Il PD e i “diritti”
Adriano Sofri ricostruisce cosa era successo prima dell'assemblea di sabato, e come mai è "scappata di mano ai suoi controllori"
Su Repubblica di lunedì Adriano Sofri rimette in fila i fatti intorno allo scontro nel PD sui temi “etici” all’Assemblea Nazionale di sabato, e ricostruisce cosa è successo e chi ha sbagliato.

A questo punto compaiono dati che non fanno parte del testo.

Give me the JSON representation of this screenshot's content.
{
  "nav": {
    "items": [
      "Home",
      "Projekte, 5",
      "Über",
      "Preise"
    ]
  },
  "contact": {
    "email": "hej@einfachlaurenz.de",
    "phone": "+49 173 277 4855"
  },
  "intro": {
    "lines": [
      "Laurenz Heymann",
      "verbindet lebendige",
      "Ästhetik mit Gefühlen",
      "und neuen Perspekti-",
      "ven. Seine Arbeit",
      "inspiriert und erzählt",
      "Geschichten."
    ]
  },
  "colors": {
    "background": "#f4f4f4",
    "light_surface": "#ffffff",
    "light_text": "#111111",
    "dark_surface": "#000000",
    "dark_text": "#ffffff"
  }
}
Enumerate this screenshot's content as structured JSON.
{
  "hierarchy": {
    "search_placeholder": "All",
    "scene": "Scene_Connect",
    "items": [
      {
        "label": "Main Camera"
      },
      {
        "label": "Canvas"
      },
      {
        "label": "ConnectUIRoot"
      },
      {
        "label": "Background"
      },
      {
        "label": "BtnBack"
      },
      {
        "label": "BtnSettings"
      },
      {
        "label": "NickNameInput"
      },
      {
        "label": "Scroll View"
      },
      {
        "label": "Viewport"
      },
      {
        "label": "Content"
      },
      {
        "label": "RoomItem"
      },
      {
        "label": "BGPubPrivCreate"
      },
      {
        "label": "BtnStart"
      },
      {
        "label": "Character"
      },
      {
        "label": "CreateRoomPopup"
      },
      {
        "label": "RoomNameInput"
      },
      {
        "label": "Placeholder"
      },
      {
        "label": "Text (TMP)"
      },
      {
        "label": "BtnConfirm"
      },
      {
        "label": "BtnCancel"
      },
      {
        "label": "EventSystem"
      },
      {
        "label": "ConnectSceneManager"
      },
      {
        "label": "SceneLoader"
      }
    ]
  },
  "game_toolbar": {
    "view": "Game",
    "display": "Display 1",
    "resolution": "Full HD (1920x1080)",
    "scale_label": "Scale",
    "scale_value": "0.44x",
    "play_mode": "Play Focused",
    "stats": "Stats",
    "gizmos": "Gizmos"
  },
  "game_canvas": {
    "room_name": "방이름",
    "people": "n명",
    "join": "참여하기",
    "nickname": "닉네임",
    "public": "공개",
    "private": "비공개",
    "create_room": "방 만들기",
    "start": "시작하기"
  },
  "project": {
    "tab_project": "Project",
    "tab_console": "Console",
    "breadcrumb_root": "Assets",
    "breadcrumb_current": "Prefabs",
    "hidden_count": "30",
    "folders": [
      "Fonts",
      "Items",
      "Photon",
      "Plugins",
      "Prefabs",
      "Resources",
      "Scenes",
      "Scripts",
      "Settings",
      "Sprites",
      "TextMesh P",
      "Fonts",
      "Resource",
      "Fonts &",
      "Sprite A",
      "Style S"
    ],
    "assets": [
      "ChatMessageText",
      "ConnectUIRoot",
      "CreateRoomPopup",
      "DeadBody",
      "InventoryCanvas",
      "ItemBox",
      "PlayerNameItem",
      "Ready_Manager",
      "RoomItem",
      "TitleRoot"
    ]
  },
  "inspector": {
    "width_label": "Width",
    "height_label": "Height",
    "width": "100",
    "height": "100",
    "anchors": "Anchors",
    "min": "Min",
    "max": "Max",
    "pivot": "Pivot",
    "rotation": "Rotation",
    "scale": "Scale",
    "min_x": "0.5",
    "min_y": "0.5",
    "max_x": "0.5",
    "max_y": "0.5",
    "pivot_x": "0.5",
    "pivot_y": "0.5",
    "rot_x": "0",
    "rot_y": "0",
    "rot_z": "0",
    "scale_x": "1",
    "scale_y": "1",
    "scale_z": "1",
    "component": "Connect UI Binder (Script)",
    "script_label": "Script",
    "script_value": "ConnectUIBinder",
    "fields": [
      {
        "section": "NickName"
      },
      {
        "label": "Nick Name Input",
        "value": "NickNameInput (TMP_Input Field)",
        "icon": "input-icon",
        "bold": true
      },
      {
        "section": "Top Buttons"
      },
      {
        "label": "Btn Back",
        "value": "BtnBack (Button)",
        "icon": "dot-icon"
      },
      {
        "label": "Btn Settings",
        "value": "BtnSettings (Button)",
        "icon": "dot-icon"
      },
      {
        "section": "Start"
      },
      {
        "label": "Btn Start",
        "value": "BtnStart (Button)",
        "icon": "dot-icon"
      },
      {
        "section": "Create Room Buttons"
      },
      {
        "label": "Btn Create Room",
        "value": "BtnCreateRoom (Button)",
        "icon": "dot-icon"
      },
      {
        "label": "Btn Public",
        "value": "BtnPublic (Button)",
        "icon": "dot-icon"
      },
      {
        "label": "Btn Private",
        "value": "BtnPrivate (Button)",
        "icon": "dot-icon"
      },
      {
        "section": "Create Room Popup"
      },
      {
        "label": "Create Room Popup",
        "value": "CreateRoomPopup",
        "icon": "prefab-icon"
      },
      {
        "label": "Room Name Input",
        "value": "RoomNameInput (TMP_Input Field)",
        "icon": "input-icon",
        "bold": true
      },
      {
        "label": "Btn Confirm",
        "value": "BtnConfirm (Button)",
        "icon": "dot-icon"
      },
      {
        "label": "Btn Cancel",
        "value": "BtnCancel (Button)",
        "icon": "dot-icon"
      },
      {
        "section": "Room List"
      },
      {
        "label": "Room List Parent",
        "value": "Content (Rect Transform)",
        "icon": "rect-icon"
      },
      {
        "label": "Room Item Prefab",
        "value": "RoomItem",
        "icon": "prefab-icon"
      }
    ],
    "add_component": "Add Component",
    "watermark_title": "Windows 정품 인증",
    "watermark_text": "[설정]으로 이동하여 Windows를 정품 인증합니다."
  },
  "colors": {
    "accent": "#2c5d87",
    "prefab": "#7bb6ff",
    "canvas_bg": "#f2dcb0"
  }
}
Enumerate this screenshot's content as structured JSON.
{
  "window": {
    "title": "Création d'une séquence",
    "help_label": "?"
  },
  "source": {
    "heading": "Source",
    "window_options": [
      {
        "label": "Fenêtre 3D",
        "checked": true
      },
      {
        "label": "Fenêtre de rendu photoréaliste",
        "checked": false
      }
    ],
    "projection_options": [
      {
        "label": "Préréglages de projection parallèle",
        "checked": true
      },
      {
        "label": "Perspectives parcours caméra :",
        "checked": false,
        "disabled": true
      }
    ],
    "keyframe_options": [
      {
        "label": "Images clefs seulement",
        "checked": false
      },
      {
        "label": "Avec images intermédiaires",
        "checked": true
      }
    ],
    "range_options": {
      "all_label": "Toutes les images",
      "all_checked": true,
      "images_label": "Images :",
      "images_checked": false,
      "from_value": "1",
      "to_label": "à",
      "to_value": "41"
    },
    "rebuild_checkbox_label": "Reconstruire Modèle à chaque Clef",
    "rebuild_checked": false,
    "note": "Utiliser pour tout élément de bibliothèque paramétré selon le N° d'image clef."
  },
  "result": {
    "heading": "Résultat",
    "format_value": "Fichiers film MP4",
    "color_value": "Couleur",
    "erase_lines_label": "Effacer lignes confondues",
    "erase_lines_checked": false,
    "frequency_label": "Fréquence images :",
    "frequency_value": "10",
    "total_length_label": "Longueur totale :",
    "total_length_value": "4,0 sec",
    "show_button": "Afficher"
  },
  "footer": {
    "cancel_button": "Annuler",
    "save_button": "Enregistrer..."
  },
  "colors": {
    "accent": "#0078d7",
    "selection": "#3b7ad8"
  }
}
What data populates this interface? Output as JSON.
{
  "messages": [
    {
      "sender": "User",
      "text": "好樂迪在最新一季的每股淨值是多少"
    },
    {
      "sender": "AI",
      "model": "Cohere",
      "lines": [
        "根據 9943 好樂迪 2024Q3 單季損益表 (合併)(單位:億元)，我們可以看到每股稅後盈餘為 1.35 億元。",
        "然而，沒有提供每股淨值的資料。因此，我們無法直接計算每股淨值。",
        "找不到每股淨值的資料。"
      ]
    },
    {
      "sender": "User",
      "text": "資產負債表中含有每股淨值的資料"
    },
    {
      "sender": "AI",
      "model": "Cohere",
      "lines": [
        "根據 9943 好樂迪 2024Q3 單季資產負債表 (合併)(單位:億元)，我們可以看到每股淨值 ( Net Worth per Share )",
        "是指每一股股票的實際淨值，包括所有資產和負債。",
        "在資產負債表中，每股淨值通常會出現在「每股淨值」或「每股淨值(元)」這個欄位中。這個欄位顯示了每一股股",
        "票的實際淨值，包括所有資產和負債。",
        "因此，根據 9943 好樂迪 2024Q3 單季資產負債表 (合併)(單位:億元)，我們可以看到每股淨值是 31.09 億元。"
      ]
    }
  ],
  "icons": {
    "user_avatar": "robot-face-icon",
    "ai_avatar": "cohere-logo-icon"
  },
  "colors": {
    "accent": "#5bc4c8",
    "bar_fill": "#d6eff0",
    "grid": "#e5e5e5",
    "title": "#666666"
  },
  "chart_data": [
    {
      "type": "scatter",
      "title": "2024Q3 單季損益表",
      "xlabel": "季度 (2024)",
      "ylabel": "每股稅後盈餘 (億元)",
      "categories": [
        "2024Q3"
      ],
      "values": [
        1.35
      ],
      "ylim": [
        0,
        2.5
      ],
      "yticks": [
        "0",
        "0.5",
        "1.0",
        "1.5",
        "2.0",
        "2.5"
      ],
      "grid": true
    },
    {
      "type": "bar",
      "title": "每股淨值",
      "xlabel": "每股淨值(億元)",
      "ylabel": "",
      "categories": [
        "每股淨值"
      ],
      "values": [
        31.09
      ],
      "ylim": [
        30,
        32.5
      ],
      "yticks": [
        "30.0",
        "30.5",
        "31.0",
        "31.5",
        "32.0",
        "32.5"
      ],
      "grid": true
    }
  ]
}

In principio c’è la cortese convenzione che chiama “eticamente sensibili” i temi che riguardano il corpo e la sessualità, e assegna loro un’aiuola a parte, come a un albero dal frutto proibito. A essi si riduce progressivamente la Questione Cattolica. Quando il Partito Democratico si impegna a fondere in una nuova e più varia formazione la sinistra già comunista e il cattolicesimo popolare, una specie di accordo fra gentiluomini, diciamo così, li fa accantonare come argomenti di cui non sta bene parlare in pubblico. Ci sono bensì gli eccessi di zelo, come l’assegnazione prolungata di una competenza su quei temi, o almeno un potere di veto, a personalità oltranziste come Paola Binetti. Mezzo uscito da una tal quaresima, il Partito Democratico, che non era riuscito a far arrivare in porto l’umile disegno di legge sui cosiddetti “Dico”, deliberò un anno e mezzo fa di aggirare la suscettibilità delle sue correnti formando un comitato, coordinato da Rosy Bindi, che facesse esaminare e discutere i temi “sensibili” da dirigenti politici ed “esperti”, così da arrivare a una sintesi da proporre al partito. La decisione fu presa pressoché all’unanimità, benché qualcuno, come Gianni Cuperlo, suggerisse di affrontare il dibattito nelle sedi di partito, piuttosto che passando attraverso la supposta neutralità del “Comitato”. Il quale fu nominato, curando la varietà delle posizioni rappresentate, senza sollevare obiezioni sostanziali. (Spiccava l’assenza di un nome come quello di Stefano Rodotà, giustificata a posteriori con il desiderio di non turbare un equilibrio faticosamente raggiunto…).